Speed is the other half of being readable. The old Elementor build carried the usual page-builder weight; the rebuild is hand-coded PHP, CSS and vanilla JavaScript with no builder and no third-party script bloat, served from 365i Linux hosting behind our CDN. The numbers that fell out of that: a perfect 100/100/100/100 in Google PageSpeed Insights on mobile, Cumulative Layout Shift pulled from 0.44 on the old site down to about 0.02 with a pre-paint class swap, and a clean 8/8 on the security headers with HSTS. A fast, stable page isn't a vanity metric here, it's the floor a credible local business site needs before any of the content work counts.

Google PageSpeed Insights mobile report for brewoodremovals.co.uk dated 16 June 2026, showing perfect scores of 100 for Performance, 100 Accessibility, 100 Best Practices and 100 SEO. Core Web Vitals metrics read First Contentful Paint 1.1 seconds, Largest Contentful Paint 1.2 seconds, Total Blocking Time 0 milliseconds, Cumulative Layout Shift 0 and Speed Index 1.1 seconds.
Live PageSpeed Insights for the rebuilt site, 16 June 2026: 100 across Performance, Accessibility, Best Practices and SEO on mobile, with a 1.2s LCP and zero layout shift.

Sean, who owns Brewood Removals, left this verified review on our Google profile the same week the rebuild went live. He's a repeat client, so he's now had the same treatment on both his businesses:

"After speaking with a few web companies, I decided to go with Mark and I'm glad I did. The website is fast, professional and performs brilliantly. I was amazed when he showed me it had achieved 100 out of 100 on Google PageSpeed. What impressed me most though was the ongoing support. Mark genuinely cares about his clients and wants their business to succeed. Highly recommended."

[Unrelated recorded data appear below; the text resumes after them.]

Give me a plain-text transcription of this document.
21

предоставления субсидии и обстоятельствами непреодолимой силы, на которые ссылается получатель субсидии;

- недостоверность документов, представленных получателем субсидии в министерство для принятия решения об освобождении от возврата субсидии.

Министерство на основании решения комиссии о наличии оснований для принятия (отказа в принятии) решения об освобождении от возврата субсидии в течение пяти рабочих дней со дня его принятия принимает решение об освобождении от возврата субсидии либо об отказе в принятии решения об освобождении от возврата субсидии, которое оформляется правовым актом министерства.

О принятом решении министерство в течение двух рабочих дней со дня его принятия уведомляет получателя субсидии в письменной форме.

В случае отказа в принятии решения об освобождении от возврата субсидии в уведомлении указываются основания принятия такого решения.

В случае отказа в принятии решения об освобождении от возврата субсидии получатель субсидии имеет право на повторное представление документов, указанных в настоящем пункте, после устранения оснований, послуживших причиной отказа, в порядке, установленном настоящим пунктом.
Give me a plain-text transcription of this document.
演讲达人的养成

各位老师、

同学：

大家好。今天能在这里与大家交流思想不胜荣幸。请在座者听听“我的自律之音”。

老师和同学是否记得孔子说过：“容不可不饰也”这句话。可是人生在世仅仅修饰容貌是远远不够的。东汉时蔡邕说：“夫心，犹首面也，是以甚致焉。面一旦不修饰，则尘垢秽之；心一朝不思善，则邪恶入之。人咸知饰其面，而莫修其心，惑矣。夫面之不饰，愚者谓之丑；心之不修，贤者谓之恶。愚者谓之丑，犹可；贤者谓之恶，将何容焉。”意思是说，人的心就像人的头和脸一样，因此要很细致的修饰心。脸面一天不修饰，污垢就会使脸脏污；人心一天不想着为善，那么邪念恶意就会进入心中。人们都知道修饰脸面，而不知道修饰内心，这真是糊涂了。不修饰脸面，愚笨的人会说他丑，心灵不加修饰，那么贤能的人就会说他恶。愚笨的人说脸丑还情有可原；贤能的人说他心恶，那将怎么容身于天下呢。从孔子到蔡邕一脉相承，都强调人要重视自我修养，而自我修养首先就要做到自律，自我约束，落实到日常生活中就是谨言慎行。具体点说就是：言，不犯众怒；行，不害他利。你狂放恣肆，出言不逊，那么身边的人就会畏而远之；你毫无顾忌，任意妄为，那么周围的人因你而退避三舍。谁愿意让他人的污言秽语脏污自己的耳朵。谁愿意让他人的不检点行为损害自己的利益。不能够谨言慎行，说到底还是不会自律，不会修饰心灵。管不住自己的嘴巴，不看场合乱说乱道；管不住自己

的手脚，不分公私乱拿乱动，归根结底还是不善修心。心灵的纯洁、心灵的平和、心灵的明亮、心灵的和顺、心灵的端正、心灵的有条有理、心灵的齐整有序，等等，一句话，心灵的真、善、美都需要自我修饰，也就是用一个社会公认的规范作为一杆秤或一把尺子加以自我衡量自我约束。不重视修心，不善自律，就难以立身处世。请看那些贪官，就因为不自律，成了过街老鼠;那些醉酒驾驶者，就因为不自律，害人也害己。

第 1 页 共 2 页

Sean Hamilton, owner of Brewood Removals (shown as "Sean H.B" on Google), verified 5-star Google review for 365i, 16 June 2026.

We Asked ChatGPT to Mark Our Homework

Here's where it gets interesting, and where I want to be careful about what this does and doesn't prove. We asked ChatGPT to assess the rebuilt Brewood Removals site against the best removals company websites it could find, scoring six dimensions out of 100: SEO, E-E-A-T, non-commodity content, advice content, useful tools and an overall mark. We gave it the full site to look at, including the advice hub, the moving planner, the area pages and the cost guide. This is an on-page assessment by a language model that we prompted. It is not a Google ranking, and we'll say so again in the honest section. With that stated plainly, here's what came back.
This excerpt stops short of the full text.